Sergapan Senior Wakano
Oleh. Muhadam Labolo
Waktu stelling, Madya dipaksa kumpul dilapangan Parade. Semua lari kalang-kabut seperti penonton Arema berebut pintu di semprot Gas Air Mata. Perintahnya pakai PDU. Apa saja di sambar asal rapi. Bunyi pluit, teriakan Polpra dan suara sepatu praja berlarian menyatu disepanjang jalan menuju Parade.
Beberapa Madya berlari lewat jalur alternatif Plaza Menza. Pikirnya, dari situ turun tangga kelas sampailah di tengah Parade. Jalur ini bisa hemat beberapa detik dan minim gangguan. Pilihan itu menghindari Philip Bota, Lontas Sianturi dan Diki Dwi Utomo disepanjang jalan Barak Abri.
Posisi kami kejauhan di Barak Kalsel Atas. Tentu butuh strategi & trik khusus agar gak telat dibanding barak dekat Parade. Sayapun ambil jalan pintas bersama tiga Madya dibelakang. Ketika menanjak melewati tikungan Menza awalnya terasa lengang dan mulus.
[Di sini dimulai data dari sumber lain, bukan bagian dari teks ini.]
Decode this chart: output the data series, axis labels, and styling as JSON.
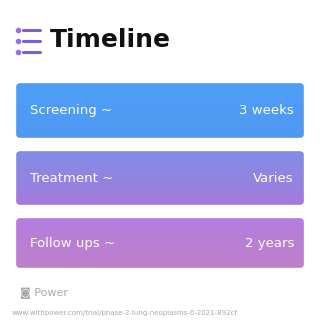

Tapi perasaan itu tak berlangsung lama. Rupanya, dibalik pot bunga besar dan hampir kering itu, muncul wajah Wakano. Kami yang tadinya lari tanpa beban kaget luar biasa. Rasanya jumpa hantu hitam di siang bolong. Saya berusaha cikar kiri tapi terlambat. Kecepatan lari waktu itu mencapai 80km/jam. Mengerem dan putar balik sama saja bunuh diri. Itu melawan hukum gravitasi, bisa ringsek.
Melompat ke kiri bisa fatal, sama saja buang diri, tinggi. Banting kanan bisa tabrak tembok China, apalagi tinggi saya masuk Anggota Kavaleri, 160 centi. Satu-satunya cara maju terus pantang mundur. Wakano tau betul bahwa kami akan terperangkap disitu seperti tikus rumahan. Wakano merasa dapat daging segar. Dia sikat satu-persatu persis ikan Salmon masuk ke mulut Beruang Kutub.
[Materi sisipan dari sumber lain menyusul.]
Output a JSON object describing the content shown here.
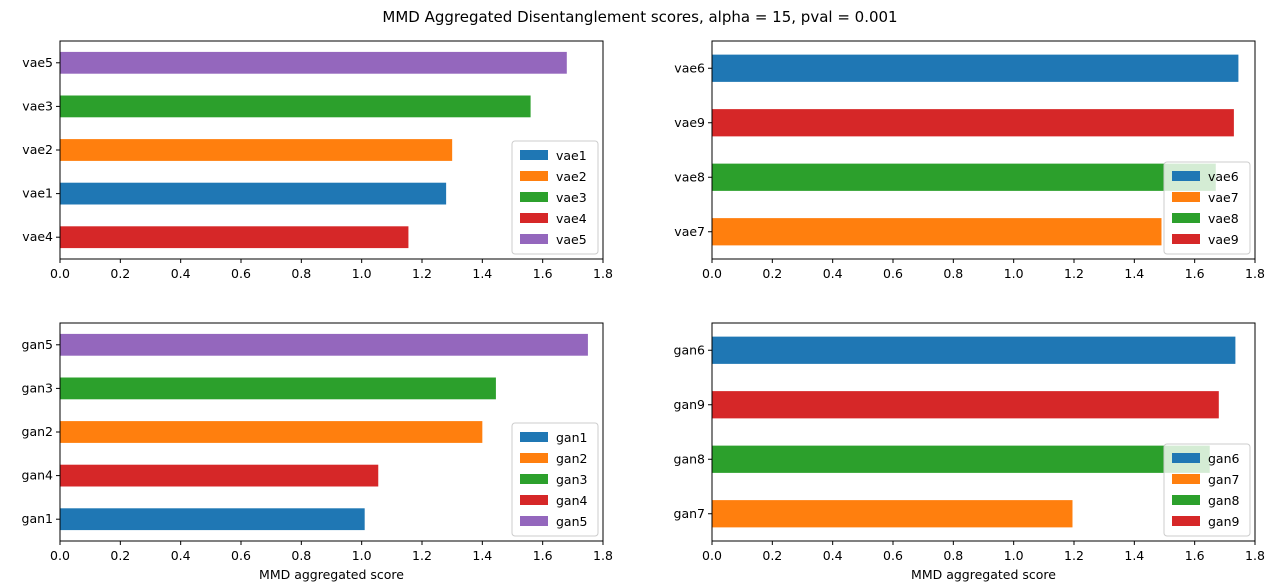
{
  "figure_title": "MMD Aggregated Disentanglement scores, alpha = 15, pval = 0.001",
  "chart_data": [
    {
      "type": "bar",
      "orientation": "horizontal",
      "categories": [
        "vae4",
        "vae1",
        "vae2",
        "vae3",
        "vae5"
      ],
      "values": [
        1.155,
        1.28,
        1.3,
        1.56,
        1.68
      ],
      "bar_colors": [
        "#d62728",
        "#1f77b4",
        "#ff7f0e",
        "#2ca02c",
        "#9467bd"
      ],
      "xlim": [
        0,
        1.8
      ],
      "xticks": [
        "0.0",
        "0.2",
        "0.4",
        "0.6",
        "0.8",
        "1.0",
        "1.2",
        "1.4",
        "1.6",
        "1.8"
      ],
      "xlabel": "",
      "legend": {
        "placement": "lower-right",
        "entries": [
          {
            "label": "vae1",
            "color": "#1f77b4"
          },
          {
            "label": "vae2",
            "color": "#ff7f0e"
          },
          {
            "label": "vae3",
            "color": "#2ca02c"
          },
          {
            "label": "vae4",
            "color": "#d62728"
          },
          {
            "label": "vae5",
            "color": "#9467bd"
          }
        ]
      }
    },
    {
      "type": "bar",
      "orientation": "horizontal",
      "categories": [
        "vae7",
        "vae8",
        "vae9",
        "vae6"
      ],
      "values": [
        1.49,
        1.67,
        1.73,
        1.745
      ],
      "bar_colors": [
        "#ff7f0e",
        "#2ca02c",
        "#d62728",
        "#1f77b4"
      ],
      "xlim": [
        0,
        1.8
      ],
      "xticks": [
        "0.0",
        "0.2",
        "0.4",
        "0.6",
        "0.8",
        "1.0",
        "1.2",
        "1.4",
        "1.6",
        "1.8"
      ],
      "xlabel": "",
      "legend": {
        "placement": "lower-right",
        "entries": [
          {
            "label": "vae6",
            "color": "#1f77b4"
          },
          {
            "label": "vae7",
            "color": "#ff7f0e"
          },
          {
            "label": "vae8",
            "color": "#2ca02c"
          },
          {
            "label": "vae9",
            "color": "#d62728"
          }
        ]
      }
    },
    {
      "type": "bar",
      "orientation": "horizontal",
      "categories": [
        "gan1",
        "gan4",
        "gan2",
        "gan3",
        "gan5"
      ],
      "values": [
        1.01,
        1.055,
        1.4,
        1.445,
        1.75
      ],
      "bar_colors": [
        "#1f77b4",
        "#d62728",
        "#ff7f0e",
        "#2ca02c",
        "#9467bd"
      ],
      "xlim": [
        0,
        1.8
      ],
      "xticks": [
        "0.0",
        "0.2",
        "0.4",
        "0.6",
        "0.8",
        "1.0",
        "1.2",
        "1.4",
        "1.6",
        "1.8"
      ],
      "xlabel": "MMD aggregated score",
      "legend": {
        "placement": "lower-right",
        "entries": [
          {
            "label": "gan1",
            "color": "#1f77b4"
          },
          {
            "label": "gan2",
            "color": "#ff7f0e"
          },
          {
            "label": "gan3",
            "color": "#2ca02c"
          },
          {
            "label": "gan4",
            "color": "#d62728"
          },
          {
            "label": "gan5",
            "color": "#9467bd"
          }
        ]
      }
    },
    {
      "type": "bar",
      "orientation": "horizontal",
      "categories": [
        "gan7",
        "gan8",
        "gan9",
        "gan6"
      ],
      "values": [
        1.195,
        1.65,
        1.68,
        1.735
      ],
      "bar_colors": [
        "#ff7f0e",
        "#2ca02c",
        "#d62728",
        "#1f77b4"
      ],
      "xlim": [
        0,
        1.8
      ],
      "xticks": [
        "0.0",
        "0.2",
        "0.4",
        "0.6",
        "0.8",
        "1.0",
        "1.2",
        "1.4",
        "1.6",
        "1.8"
      ],
      "xlabel": "MMD aggregated score",
      "legend": {
        "placement": "lower-right",
        "entries": [
          {
            "label": "gan6",
            "color": "#1f77b4"
          },
          {
            "label": "gan7",
            "color": "#ff7f0e"
          },
          {
            "label": "gan8",
            "color": "#2ca02c"
          },
          {
            "label": "gan9",
            "color": "#d62728"
          }
        ]
      }
    }
  ]
}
Wakano kunyah Madya di tempat. Tak ada yang tersisa. Dia sikat dan sentuh berkali-kali. Terakhir tendangan kasih sayang. Dengan puas Ia berkata lirih, "sapa suru lewat sini hah?" Su tau ada jalan raya kalian enak lewat sini, hah? Rupanya masih ada yang ikut kami di belakang.
Wakano bernafsu menghabisi Madya yang lewat di tikungan itu. Karena banyak, dia tinggalkan kami begitu saja persis wanita yang habis di perkosa. Dia loncat cari mangsa lain. Kami langsung berdiri dengan sisa-sisa nafas yang tak beraturan, lari secepat mungkin dan tak menoleh kebelakang.
Kami meluncur deras ke parade. Sepintas terdengar gemuruh Madya bertumbangan. Pikir saya mungkin Kaka Wakano dapat Salmon agak besar. Setiba di Parade kami atur nafas, perbaiki kancing yang miring sambil menengok ke tangga Menza. Rasanya Wakano pukul kitonk persis Jacky Chan di film jurus mabok. Hancur.
Di tahun dua ribuan saya kebetulan di undang mengajar diklatpim empat di Tual. Saya tak sengaja bertemu beliau sebagai operator kegiatan diklat dan prajabatan. Saya iba, saya minta adik kabag agar ikutkan beliau diklatpim tahun berikutnya. Dan, betul, diklat selanjutnya beliau jadi ketua kelas, laporan dan PPM ke saya sebelum sesi ajar dimulai. Sa ampir ketawa inga Wakano punk kalakuan. Semua jadi indah rupanya.